Excerpt: 'There and Back Again'

Not exactly true, as it turned out. With the help and guidance of a doctor and nutritionist, I shed the weight. I subsisted on four hundred calories a day, mostly raw vegetables and chicken breast, and by the time shooting started I was carrying only 125 pounds on a five foot seven frame. (As a point of reference, my ideal walking around weight these days is about 165; for the role of Samwise Gamgee, I deliberately packed on another thirty to forty pounds, bringing me up to a nearly corpulent two hundred.) The benefits of this transformation were instantly evident on screen: I was gaunt, haggard, sickly. In other words, I looked like either a drug addict or someone who is terminally ill. Not quite Tom Hanks in Philadelphia, but definitely moving in that direction. The unwanted fallout of this rapid weight loss was that it wreaked havoc on my metabolism, a problem I still face to this day. But I have no regrets. "Where the Day Takes You" remains one of the greatest creative experiences I've known. It showed me what I could do as an actor, how it was possible to develop my craft through hard work and sacrifice and research. I've done some good movies, and I've done some bad movies. "Where the Day Takes You" is a good one. It belongs in the pantheon of really interesting films about drug abuse, worthy of being mentioned in the same breath as "My Own Private Idaho" and "Drugstore Cowboy." I'm proud to have it on my resume. Thank goodness things worked out the way they did, and my initial thoughts about Mark turned out to be wrong. I regret that I underestimated him as an artist.

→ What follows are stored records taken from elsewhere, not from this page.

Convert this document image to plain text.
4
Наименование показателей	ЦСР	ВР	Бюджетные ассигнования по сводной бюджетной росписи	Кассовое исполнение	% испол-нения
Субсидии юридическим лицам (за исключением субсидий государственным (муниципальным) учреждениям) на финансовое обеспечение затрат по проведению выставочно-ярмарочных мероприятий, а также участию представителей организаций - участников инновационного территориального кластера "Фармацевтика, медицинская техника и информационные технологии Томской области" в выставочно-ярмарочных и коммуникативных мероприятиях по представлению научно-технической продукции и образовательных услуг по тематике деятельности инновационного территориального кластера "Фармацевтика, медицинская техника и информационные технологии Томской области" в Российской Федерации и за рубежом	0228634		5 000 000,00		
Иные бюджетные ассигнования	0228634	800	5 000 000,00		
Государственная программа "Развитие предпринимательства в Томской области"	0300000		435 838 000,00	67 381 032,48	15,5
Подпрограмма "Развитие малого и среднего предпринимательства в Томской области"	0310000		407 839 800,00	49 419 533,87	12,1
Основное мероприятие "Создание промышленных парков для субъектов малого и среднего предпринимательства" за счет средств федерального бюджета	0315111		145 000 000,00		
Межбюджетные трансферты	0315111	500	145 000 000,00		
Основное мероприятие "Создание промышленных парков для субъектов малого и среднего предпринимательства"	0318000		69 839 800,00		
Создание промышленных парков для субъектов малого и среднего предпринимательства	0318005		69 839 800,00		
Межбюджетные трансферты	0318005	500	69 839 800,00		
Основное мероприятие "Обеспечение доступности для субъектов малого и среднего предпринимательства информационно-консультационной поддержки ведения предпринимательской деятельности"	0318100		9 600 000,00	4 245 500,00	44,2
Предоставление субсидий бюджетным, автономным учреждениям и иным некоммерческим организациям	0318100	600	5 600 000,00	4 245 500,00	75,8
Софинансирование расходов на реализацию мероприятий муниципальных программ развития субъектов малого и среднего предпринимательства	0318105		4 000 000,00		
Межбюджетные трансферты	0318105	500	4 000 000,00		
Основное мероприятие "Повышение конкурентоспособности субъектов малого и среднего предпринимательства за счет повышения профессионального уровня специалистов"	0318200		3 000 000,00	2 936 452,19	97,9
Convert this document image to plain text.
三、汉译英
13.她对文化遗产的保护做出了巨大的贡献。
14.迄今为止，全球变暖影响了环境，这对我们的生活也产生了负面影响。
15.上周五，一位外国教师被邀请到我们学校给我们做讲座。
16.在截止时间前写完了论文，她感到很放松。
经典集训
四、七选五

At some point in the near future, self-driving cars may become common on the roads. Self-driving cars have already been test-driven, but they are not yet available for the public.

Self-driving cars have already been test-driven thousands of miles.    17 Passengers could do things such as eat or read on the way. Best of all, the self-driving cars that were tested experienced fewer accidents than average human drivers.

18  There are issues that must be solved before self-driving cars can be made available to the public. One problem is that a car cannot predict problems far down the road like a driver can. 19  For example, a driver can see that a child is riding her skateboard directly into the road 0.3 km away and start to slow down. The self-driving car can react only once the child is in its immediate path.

Oh, by the way. That hockey equipment? It's still in the bag. Never been used.

1. "Piece of sh--" is a phrase I use comfortably in everyday conversation. In this context it's meant to be both funny and descriptive, but not mean spirited. It does, however, reflect a certain point of view, which I can't deny.

2. Please forgive me for being pompous, and grant me a little fun. There's a very thin line between delusions of grandeur and extraordinary human achievement, if only in the early stages of planning. If I succeed wonderful! If I fail well, at least you all were gracious enough not to spoil my good time.